Harakatuna.com. Surakarta — Lembaga Penelitian dan Pengabdian kepada Masyarakat (LP2M) Universitas Islam Negeri (UIN) Raden Mas Said Surakarta menyoroti ancaman meningkatnya radikalisme di ruang digital. Melalui kegiatan Workshop Penguatan Moderasi Beragama pada Era Digital yang digelar di Hotel Lor In Syariah, Surakarta, pada 31 Oktober–1 November 2025, LP2M mengukur pentingnya kolaborasi lintas sektor dan literasi digital untuk menanamkan nilai-nilai toleransi di dunia maya.
Kegiatan selama dua hari tersebut diikuti oleh sekitar 80 peserta yang terdiri dari akademisi, tokoh agama, aparatur pemerintah, serta aktivis organisasi masyarakat dari berbagai daerah di Jawa Tengah. Para peserta berdiskusi dan merumuskan strategi konkret memperkuat moderasi beragam di tengah derasnya arus informasi digital.
Ketua LP2M UIN Surakarta, Prof. Muhammad Latif Fauzi, mengatakan bahwa kegiatan ini menjadi wadah sinergi antara perguruan tinggi, pemerintah, dan masyarakat untuk membangun ruang digital yang damai dan inklusif.
“Workshop ini menjadi ruang sinergi untuk meneguhkan semangat moderasi beragama di era digital.

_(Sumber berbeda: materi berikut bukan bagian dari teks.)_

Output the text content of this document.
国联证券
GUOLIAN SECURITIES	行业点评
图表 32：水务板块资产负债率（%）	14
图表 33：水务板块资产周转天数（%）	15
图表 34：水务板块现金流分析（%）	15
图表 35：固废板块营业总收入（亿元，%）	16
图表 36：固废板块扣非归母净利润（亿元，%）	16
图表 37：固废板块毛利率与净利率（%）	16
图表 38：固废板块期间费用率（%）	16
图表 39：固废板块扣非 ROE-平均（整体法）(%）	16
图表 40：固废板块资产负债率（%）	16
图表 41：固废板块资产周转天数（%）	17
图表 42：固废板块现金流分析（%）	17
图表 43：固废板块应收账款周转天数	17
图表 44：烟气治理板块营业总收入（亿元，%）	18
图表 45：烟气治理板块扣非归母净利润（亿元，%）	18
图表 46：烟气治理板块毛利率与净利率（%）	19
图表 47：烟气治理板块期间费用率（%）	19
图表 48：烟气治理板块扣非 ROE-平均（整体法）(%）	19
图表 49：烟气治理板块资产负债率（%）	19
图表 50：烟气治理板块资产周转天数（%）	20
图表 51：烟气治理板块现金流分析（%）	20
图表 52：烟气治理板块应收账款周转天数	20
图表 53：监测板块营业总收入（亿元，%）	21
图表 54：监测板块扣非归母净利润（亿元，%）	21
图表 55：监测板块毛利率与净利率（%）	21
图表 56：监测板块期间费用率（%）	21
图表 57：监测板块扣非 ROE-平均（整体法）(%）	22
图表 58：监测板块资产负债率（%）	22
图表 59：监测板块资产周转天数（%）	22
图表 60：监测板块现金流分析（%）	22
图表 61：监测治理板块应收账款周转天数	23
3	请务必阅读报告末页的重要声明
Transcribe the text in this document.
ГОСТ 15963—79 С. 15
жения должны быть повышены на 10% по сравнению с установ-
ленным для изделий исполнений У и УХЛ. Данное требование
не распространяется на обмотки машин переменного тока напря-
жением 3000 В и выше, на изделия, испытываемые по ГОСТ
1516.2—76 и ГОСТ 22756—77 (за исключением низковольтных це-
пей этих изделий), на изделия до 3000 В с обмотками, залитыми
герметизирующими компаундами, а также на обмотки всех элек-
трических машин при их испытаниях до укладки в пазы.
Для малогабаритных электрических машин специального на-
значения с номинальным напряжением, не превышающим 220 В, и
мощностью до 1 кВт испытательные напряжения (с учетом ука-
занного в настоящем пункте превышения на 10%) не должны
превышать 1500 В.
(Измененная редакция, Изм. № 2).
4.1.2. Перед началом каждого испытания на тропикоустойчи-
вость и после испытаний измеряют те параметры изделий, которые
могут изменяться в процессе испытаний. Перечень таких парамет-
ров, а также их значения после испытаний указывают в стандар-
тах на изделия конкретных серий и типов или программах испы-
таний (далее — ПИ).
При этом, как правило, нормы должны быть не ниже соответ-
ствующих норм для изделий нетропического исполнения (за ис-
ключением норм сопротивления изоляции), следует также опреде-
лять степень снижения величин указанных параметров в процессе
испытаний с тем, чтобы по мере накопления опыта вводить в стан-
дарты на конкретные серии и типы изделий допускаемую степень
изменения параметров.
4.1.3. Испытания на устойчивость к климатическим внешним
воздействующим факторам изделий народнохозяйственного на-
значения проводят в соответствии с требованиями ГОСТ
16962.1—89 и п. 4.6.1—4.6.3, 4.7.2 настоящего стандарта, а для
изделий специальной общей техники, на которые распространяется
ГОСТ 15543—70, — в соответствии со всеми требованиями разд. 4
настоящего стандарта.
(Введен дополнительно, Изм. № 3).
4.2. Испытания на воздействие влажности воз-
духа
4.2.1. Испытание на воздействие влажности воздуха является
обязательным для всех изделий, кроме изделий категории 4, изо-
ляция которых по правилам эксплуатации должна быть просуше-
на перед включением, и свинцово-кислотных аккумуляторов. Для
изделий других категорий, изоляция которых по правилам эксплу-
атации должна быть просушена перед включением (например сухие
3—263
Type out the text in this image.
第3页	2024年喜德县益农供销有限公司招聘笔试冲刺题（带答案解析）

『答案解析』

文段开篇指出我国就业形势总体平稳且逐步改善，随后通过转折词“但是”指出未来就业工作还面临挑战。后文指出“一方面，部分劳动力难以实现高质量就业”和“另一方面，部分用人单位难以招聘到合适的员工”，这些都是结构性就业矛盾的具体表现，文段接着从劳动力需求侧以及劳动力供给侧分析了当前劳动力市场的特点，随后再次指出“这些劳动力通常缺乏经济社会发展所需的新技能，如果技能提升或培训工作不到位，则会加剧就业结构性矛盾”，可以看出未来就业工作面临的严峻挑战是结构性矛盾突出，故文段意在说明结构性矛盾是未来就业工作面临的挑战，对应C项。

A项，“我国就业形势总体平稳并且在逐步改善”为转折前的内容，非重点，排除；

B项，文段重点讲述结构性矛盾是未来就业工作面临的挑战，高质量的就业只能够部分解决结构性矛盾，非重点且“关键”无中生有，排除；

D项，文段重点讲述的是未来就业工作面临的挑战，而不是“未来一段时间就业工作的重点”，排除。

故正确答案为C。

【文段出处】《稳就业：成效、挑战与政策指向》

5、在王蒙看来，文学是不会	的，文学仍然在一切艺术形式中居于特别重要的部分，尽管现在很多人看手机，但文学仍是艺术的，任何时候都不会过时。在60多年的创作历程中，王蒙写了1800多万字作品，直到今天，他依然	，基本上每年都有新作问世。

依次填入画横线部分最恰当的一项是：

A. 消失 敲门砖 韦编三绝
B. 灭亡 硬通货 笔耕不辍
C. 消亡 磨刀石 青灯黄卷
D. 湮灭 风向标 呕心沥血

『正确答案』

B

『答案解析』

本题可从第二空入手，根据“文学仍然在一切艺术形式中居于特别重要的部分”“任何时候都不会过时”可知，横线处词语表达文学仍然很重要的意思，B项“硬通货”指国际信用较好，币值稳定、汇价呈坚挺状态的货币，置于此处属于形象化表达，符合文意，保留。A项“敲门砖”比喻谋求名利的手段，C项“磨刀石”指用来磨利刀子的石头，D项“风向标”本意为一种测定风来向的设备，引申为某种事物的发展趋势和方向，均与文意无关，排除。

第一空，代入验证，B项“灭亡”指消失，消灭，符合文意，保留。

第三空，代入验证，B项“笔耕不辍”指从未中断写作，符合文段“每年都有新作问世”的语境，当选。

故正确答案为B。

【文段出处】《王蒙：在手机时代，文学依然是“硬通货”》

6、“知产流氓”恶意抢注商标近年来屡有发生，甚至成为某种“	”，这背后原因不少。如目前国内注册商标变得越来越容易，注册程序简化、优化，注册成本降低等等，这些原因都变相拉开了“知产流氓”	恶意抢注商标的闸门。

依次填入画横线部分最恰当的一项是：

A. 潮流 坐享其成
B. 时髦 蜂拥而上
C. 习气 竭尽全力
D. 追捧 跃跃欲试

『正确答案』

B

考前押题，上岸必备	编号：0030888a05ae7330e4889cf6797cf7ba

Kita ingin membangun peradaban digital yang damai, di mana nilai-nilai toleransi bisa hidup berdampingan dengan kemajuan teknologi,” ujar Prof. Latif Fauzi.
Sementara itu, Wakil Rektor I UIN Raden Mas Said Surakarta, Dr. Zainul Abas, menekankan peran penting generasi muda dalam menjaga moderasi dan mencegah penyebaran paham ekstrem di dunia maya.
“Di tengah tantangan global yang semakin kompleks, moderasi beragama menjadi kunci untuk mencegah konflik dan menumbuhkan toleransi,” ucap Dr. Zainul.
“Di sini hadir anak-anak muda dari berbagai kalangan. Masa depan Indonesia dan masa depan moderasi bangsa ini ada di tangan-tangan kalian semua,” menambahkan dalam keterangan kepada Tribunnews.
Para peserta sepakat bahwa menjaga kerukunan dan melawan paham ekstremisme bukan hanya tanggung jawab pemerintah atau lembaga pendidikan, melainkan kewajiban bersama seluruh elemen bangsa.
Radikalisme Dunia Maya Masih Jadi Ancaman Nyata
Isu radikalisme digital menjadi sorotan utama dalam forum ini. Peserta menilai, ruang media sosial kini banyak berisi kebencian, hoaks bernuansa SARA, serta propaganda ekstremisme yang menyasar pengguna muda.
Berdasarkan data Badan Nasional Penanggulangan Terorisme (BNPT), sepanjang Januari hingga Agustus 2025 tercatat sedikitnya 6.402 konten memuat radikalisme dan terorisme yang beredar di dunia maya. Angka tersebut menunjukkan bahwa ideologi kekerasan masih aktif menyebar melalui platform digital.
Prof. Latif menegaskan, fakta tersebut menjadi pengingat bahwa literasi digital dan moderasi beragama perlu terus diperkuat di seluruh lapisan masyarakat. “Ancaman radikalisme di dunia maya bukan hal abstrak. Ia nyata dan bergerak cepat. Maka, kolaborasi dan penguatan literasi menjadi kunci agar masyarakat, terutama generasi muda, tidak mudah terpapar,” tegasnya.
Lokakarya ini ditutup dengan deklarasi komitmen bersama untuk mengedepankan moderasi beragama dan etika bermedia, sebagai langkah nyata melawan narasi kebencian di ruang digital. “Kita berharap semangat toleransi dan kebinekaan dapat terus tumbuh, tidak hanya di dunia nyata tetapi juga di dunia maya,” pungkas Prof. Latif.